In a previous publication we notified plan sponsors of the potential impacts on employee benefit plans following the US Supreme Court holding, in United States v. Windsor, that Section 3 of the Defense of Marriage Act (DOMA) is unconstitutional. On August 29, 2013, the IRS and the US Treasury Department issued written guidance interpreting and applying the Supreme Court's ruling for federal tax purposes. This update reviews the federal tax law developments. The Department of Labor has not issued guidance pertaining to ERISA.
Prior to the Supreme Court's ruling, Section 3 of DOMA provided that same-sex marriages were not recognized for all purposes of federal law and related regulations. This included federal tax law and the Employee Retirement Income Security Act of 1974 (ERISA).
The Supreme Court's decision left benefit plan sponsors and administrators with considerable uncertainty. One question was whether same-sex marriages should be recognized if a participant is married in a state that recognizes same-sex marriage and moves to a state that does not recognize such marriages. Another open question pertains to the effective date of the Supreme Court's ruling. In Revenue Ruling 2013-17 and accompanying FAQs, the IRS addresses some of the key federal income tax law considerations.
Under Revenue Ruling 2013-17, all couples (whether or not same-sex) will be treated as married for federal income tax purposes if the couple is married in a state, the District of Columbia, a US territory or a foreign country whose laws authorize the marriage, even if the couple later moves to a state that does not recognize such marriage. For example, a same-sex couple will still be considered married if they are married in New York (a state that recognizes same-sex marriage) and are later domiciled in Ohio (a state that does not recognize same-sex marriage). This result would be the same if the couple is married in Canada and moves to Ohio.
Notwithstanding the above, Revenue Ruling 2013-17 provides that "marriage" does not include registered domestic partnerships, civil unions or other similar formal relationships that are not denominated as a "marriage" under state law.
Effective Date Issues
Revenue Ruling 2013-17 states that it is generally applied prospectively, as of September 16, 2013. However, employees and employers may file for tax refunds for open tax years. The IRS also states that it will issue a procedure for filing for employment tax refunds. The IRS also anticipates issuing further guidance on how the Supreme Court's ruling applies prior to September 16, 2013 and the compliance date for plan amendments.
While we are awaiting further guidance, there are some action items for benefit plan sponsors and administrators. The following are some general action items following Revenue Ruling 2013-17:
- In the qualified retirement plan area, benefit plan sponsors and administrators should begin applying the plan rollover rules, required minimum distributions rules, and hardship distribution rules in a manner that treats same-sex spouses the same as opposite-sex spouses.
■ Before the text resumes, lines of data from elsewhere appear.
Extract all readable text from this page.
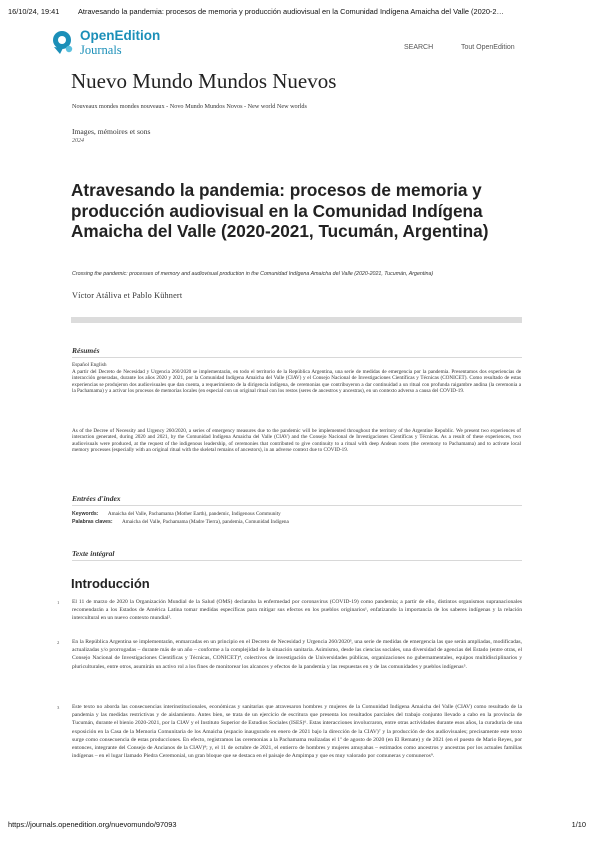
16/10/24, 19:41	Atravesando la pandemia: procesos de memoria y producción audiovisual en la Comunidad Indígena Amaicha del Valle (2020-2…
OpenEdition
Journals	SEARCH	Tout OpenEdition
Nuevo Mundo Mundos Nuevos
Nouveaux mondes mondes nouveaux - Novo Mundo Mundos Novos - New world New worlds
Images, mémoires et sons
2024
Atravesando la pandemia: procesos de memoria y producción audiovisual en la Comunidad Indígena Amaicha del Valle (2020-2021, Tucumán, Argentina)
Crossing the pandemic: processes of memory and audiovisual production in the Comunidad Indígena Amaicha del Valle (2020-2021, Tucumán, Argentina)
Víctor Atáliva et Pablo Kühnert
Résumés
Español English

A partir del Decreto de Necesidad y Urgencia 260/2020 se implementarán, en todo el territorio de la República Argentina, una serie de medidas de emergencia por la pandemia. Presentamos dos experiencias de interacción generadas, durante los años 2020 y 2021, por la Comunidad Indígena Amaicha del Valle (CIAV) y el Consejo Nacional de Investigaciones Científicas y Técnicas (CONICET). Como resultado de estas experiencias se produjeron dos audiovisuales que dan cuenta, a requerimiento de la dirigencia indígena, de ceremonias que contribuyeron a dar continuidad a un ritual con profunda raigambre andina (la ceremonia a la Pachamama) y a activar los procesos de memorias locales (en especial con un original ritual con los restos (seres de ancestros y ancestras), en un contexto adverso a causa del COVID-19.

As of the Decree of Necessity and Urgency 260/2020, a series of emergency measures due to the pandemic will be implemented throughout the territory of the Argentine Republic. We present two experiences of interaction generated, during 2020 and 2021, by the Comunidad Indígena Amaicha del Valle (CIAV) and the Consejo Nacional de Investigaciones Científicas y Técnicas. As a result of these experiences, two audiovisuals were produced, at the request of the indigenous leadership, of ceremonies that contributed to give continuity to a ritual with deep Andean roots (the ceremony to Pachamama) and to activate local memory processes (especially with an original ritual with the skeletal remains of ancestors), in an adverse context due to COVID-19.

Entrées d'index
Keywords: Amaicha del Valle, Pachamama (Mother Earth), pandemic, Indigenous Community
Palabras claves: Amaicha del Valle, Pachamama (Madre Tierra), pandemia, Comunidad Indígena
Texte intégral
Introducción
1 El 11 de marzo de 2020 la Organización Mundial de la Salud (OMS) declaraba la enfermedad por coronavirus (COVID-19) como pandemia; a partir de ello, distintos organismos supranacionales recomendarán a los Estados de América Latina tomar medidas específicas para mitigar sus efectos en los pueblos originarios¹, enfatizando la importancia de los saberes indígenas y la relación intercultural en un nuevo contexto mundial².

2 En la República Argentina se implementarán, enmarcadas en un principio en el Decreto de Necesidad y Urgencia 260/2020³, una serie de medidas de emergencia las que serán ampliadas, modificadas, actualizadas y/o prorrogadas – durante más de un año – conforme a la complejidad de la situación sanitaria. Asimismo, desde las ciencias sociales, una diversidad de agencias del Estado (entre otras, el Consejo Nacional de Investigaciones Científicas y Técnicas, CONICET)⁴, colectivos de investigación de Universidades públicas, organizaciones no gubernamentales, equipos multidisciplinarios y pluriculturales, entre otros, asumirán un activo rol a los fines de monitorear los alcances y efectos de la pandemia y las respuestas en y de las comunidades y pueblos indígenas⁵.

3 Este texto no aborda las consecuencias interinstitucionales, económicas y sanitarias que atravesaron hombres y mujeres de la Comunidad Indígena Amaicha del Valle (CIAV) como resultado de la pandemia y las medidas restrictivas y de aislamiento. Antes bien, se trata de un ejercicio de escritura que presenta los resultados parciales del trabajo conjunto llevado a cabo en la provincia de Tucumán, durante el bienio 2020-2021, por la CIAV y el Instituto Superior de Estudios Sociales (ISES)⁶. Estas interacciones involucraron, entre otras actividades durante esos años, la curaduría de una exposición en la Casa de la Memoria Comunitaria de los Amaicha (espacio inaugurado en enero de 2021 bajo la dirección de la CIAV)⁷ y la producción de dos audiovisuales; precisamente este texto surge como consecuencia de estas producciones. En efecto, registramos las ceremonias a la Pachamama realizadas el 1º de agosto de 2020 (en El Remate) y de 2021 (en el puesto de Mario Reyes, por entonces, integrante del Consejo de Ancianos de la CIAV)⁸; y, el 11 de octubre de 2021, el entierro de hombres y mujeres amuyahas – estimados como ancestros y ancestras por los actuales familias indígenas – en el lugar llamado Piedra Ceremonial, un gran bloque que se destaca en el paisaje de Ampimpa y que es muy valorado por comuneras y comuneros⁹.

https://journals.openedition.org/nuevomundo/97093	1/10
- Moreover, benefit plan sponsors and administrators should recognize same-sex spouses when applying a qualified retirement plan's beneficiary designation provisions, and beneficiary designation forms should be reviewed and updated accordingly.
- While the Supreme Court's ruling and Revenue Ruling 2013-17 do not require healthcare plans to provide coverage to same-sex spouses, if a same-sex spouse is covered by the plan, COBRA rights would apply upon a divorce or legal separation.
- Benefit plan sponsors and administrators should stop imputing federal taxable income to employees who have health insurance and certain other types of fringe benefits provided to same-sex spouses, as of September 16, 2013.
- Revenue Ruling 2013-17 provides that, for open tax years before 2013, plan sponsors are entitled to file refund claims for Social Security and Medicare taxes that were paid with respect to such imputed income. The Revenue Ruling states that the IRS will be issuing future guidance on the procedures for filing refund claims. In the meantime, plan sponsors should be able to obtain a general sense of the potential refund amount by multiplying the imputed income amount for the last three tax years by 7.65% (i.e., the employer rate for Social Security and Medicare).
- There are also a variety of more favorable federal income tax results in relation to healthcare plans and other fringe benefit arrangements. For example, same-sex spouses are now eligible to participate in health reimbursement accounts and same-sex marriage is now a qualifying life event for purposes of changing elections in Section 125 cafeteria plans.